C’era pure il savurett, c’erano le castagne secche e c’era la farina di castagne con cui fare dei bei “fartlot” che così buoni non li ho più mangiati.

Poi c’erano, sempre di scorta, le saracche, il baccalà e le patate. 

Una bella scodella di latte e pane alla mattina e alla sera, una minestra o una pasta o una polenta o un risotto a mezzogiorno e la pancia era piena.

Perdemmo una settimana di scuola, quella volta, eppure. Siamo qui, meno analfabeti di altri che avevano molte più possibilità e stimoli culturali di noi.

Siamo qui, ringraziando la maestra Alda e il maestro Nello, meravigliosamente umili nella loro professionalità, sempre profondamente umani. Capaci di camminare con noi nella neve.
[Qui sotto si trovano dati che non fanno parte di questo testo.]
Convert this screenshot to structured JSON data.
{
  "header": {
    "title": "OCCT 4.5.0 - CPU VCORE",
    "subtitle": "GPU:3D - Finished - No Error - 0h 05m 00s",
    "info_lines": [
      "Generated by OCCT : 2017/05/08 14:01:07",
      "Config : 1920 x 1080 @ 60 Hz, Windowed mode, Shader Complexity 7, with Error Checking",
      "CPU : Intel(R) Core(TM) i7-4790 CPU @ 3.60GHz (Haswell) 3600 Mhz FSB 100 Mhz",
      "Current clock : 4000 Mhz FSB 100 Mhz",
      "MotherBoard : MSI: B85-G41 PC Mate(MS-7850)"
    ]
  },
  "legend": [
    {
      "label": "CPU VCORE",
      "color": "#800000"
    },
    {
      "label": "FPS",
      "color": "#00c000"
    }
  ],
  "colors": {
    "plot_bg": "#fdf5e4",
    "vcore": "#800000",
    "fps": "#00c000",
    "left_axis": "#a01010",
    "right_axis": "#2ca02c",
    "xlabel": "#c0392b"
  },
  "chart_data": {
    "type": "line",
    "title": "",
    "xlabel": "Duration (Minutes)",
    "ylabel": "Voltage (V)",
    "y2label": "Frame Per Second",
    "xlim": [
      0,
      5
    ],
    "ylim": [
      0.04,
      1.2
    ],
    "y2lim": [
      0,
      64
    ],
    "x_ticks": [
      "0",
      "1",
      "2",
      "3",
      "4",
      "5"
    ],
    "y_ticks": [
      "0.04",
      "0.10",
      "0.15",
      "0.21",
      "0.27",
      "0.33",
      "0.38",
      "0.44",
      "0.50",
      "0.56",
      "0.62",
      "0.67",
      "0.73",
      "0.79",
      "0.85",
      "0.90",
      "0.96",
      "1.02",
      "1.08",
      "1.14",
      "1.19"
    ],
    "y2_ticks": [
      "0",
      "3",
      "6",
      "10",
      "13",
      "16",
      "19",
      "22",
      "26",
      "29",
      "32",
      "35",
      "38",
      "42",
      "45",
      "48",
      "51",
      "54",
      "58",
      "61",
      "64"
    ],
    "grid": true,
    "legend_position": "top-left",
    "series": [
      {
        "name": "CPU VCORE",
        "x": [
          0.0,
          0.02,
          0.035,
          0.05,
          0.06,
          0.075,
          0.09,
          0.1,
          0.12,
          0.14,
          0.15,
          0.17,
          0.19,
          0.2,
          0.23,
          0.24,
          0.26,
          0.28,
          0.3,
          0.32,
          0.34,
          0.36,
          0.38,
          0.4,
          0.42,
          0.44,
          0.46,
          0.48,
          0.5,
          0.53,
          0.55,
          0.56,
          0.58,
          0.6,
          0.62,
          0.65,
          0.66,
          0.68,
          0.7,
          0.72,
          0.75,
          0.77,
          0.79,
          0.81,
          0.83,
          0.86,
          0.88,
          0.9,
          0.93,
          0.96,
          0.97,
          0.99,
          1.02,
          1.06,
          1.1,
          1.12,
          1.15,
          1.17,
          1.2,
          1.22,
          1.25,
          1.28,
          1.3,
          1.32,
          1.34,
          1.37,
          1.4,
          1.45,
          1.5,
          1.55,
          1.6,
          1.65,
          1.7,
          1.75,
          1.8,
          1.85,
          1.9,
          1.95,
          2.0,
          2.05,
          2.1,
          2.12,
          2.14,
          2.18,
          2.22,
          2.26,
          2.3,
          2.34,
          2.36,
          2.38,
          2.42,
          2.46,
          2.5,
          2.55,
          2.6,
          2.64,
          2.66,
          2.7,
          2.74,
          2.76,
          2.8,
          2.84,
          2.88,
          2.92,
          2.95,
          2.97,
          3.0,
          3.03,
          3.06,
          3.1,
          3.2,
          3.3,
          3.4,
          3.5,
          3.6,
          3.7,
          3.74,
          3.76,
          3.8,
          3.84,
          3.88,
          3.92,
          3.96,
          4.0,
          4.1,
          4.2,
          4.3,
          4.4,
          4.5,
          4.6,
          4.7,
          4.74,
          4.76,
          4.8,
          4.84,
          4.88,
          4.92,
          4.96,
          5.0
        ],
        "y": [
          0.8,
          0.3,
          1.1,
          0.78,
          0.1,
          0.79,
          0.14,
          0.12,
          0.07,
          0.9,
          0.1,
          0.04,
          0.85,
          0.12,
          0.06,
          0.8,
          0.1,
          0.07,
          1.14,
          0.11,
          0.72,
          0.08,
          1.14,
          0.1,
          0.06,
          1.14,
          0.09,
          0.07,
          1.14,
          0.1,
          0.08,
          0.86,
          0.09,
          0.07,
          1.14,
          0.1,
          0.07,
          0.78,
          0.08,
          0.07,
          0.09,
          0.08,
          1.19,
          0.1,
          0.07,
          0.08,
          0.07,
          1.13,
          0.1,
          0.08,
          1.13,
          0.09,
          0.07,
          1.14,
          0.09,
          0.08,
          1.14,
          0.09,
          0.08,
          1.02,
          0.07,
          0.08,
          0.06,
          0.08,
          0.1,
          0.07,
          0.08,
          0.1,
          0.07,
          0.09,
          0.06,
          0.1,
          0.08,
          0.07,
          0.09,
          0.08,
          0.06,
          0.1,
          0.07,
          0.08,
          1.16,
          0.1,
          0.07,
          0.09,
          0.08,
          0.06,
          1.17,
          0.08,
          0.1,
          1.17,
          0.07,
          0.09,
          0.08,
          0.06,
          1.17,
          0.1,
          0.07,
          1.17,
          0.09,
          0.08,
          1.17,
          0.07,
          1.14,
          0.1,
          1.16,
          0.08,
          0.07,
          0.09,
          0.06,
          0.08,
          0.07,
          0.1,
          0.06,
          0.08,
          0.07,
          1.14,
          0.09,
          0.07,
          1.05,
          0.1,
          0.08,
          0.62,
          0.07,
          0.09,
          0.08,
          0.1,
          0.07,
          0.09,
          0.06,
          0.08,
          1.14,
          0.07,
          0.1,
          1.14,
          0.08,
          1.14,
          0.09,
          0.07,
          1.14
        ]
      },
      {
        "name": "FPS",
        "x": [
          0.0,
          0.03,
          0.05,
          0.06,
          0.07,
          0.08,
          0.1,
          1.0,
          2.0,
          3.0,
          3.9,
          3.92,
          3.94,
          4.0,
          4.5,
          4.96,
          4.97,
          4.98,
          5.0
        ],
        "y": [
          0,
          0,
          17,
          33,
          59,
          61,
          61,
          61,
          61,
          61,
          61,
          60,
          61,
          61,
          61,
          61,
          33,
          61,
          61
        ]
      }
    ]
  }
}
Siamo qui, ringraziando Lillo e la sua allegria che ci dava sicurezza; ringraziando tutti i santi che, da lassù, sicuramente, proteggono gli ubriachi, i pazzi e i bambini e in cui i genitori di oggi, pare, confidino meno. 

(Normanna Albertini)

2 commenti:

  1. Questo racconto mi ha ricordato il muro di neve, per me altissimo, che divideva la strada che percorrevo per andare a scuola. Il Comune - Aosta - non aveva i mezzi di oggi e la gente si arrangiava come poteva per liberare le strade. Ognuno palava il tratto di via davanti casa o negozio, e, non potendo portarla via, la ammassava al centro della strada. Per noi bambini quel muro bianco era una montagna. Ci giocavamo per giorni, finché non si scioglieva, senza mai sentirla ostacolo.

    RispondiElimina
  2. ....che emozione questo racconto....sono cresciuta a pochi km da Gombio, i miei tutt'ora abitano a Montale, un paese incuneato tra colline che esaltano una vista unica, tra cui spicca la Pietra di Bismnantoca, il Cusna, il Cimone, e contorni di paesini magici quale Leguigno.
    Sono nata nel 1959 e dunque mi riconosco appieno nella descrizione degli inverni nevosi di quei tempi, nella descrizione dei cibi preparati e riposti nelle dispense di allora, che servivano da scorta a periodi di totale isolamento, quale quello che hai così bene descritto.
    Tuttora, alla bella età di 53 anni e dopo essermi, oramai da più di 30 essermi trasferita in quel di RE, ritrovo ogni volta che torno in quei luoghi, le mie origini "contadine" che mi hanno tenuta ancorata ai riti della natura,mi hanno insegnato il senso del sacrificio e soprattutto il rispetto delle regole che non sfuggono al tempo e all'ambiente.
    Tra l'altro portiamo lo stesso cognome.....dunque, è probabile che abbiamo qualche parente in comune.....e complimenti per il nome, davvero inusuale, ma raro e speciale.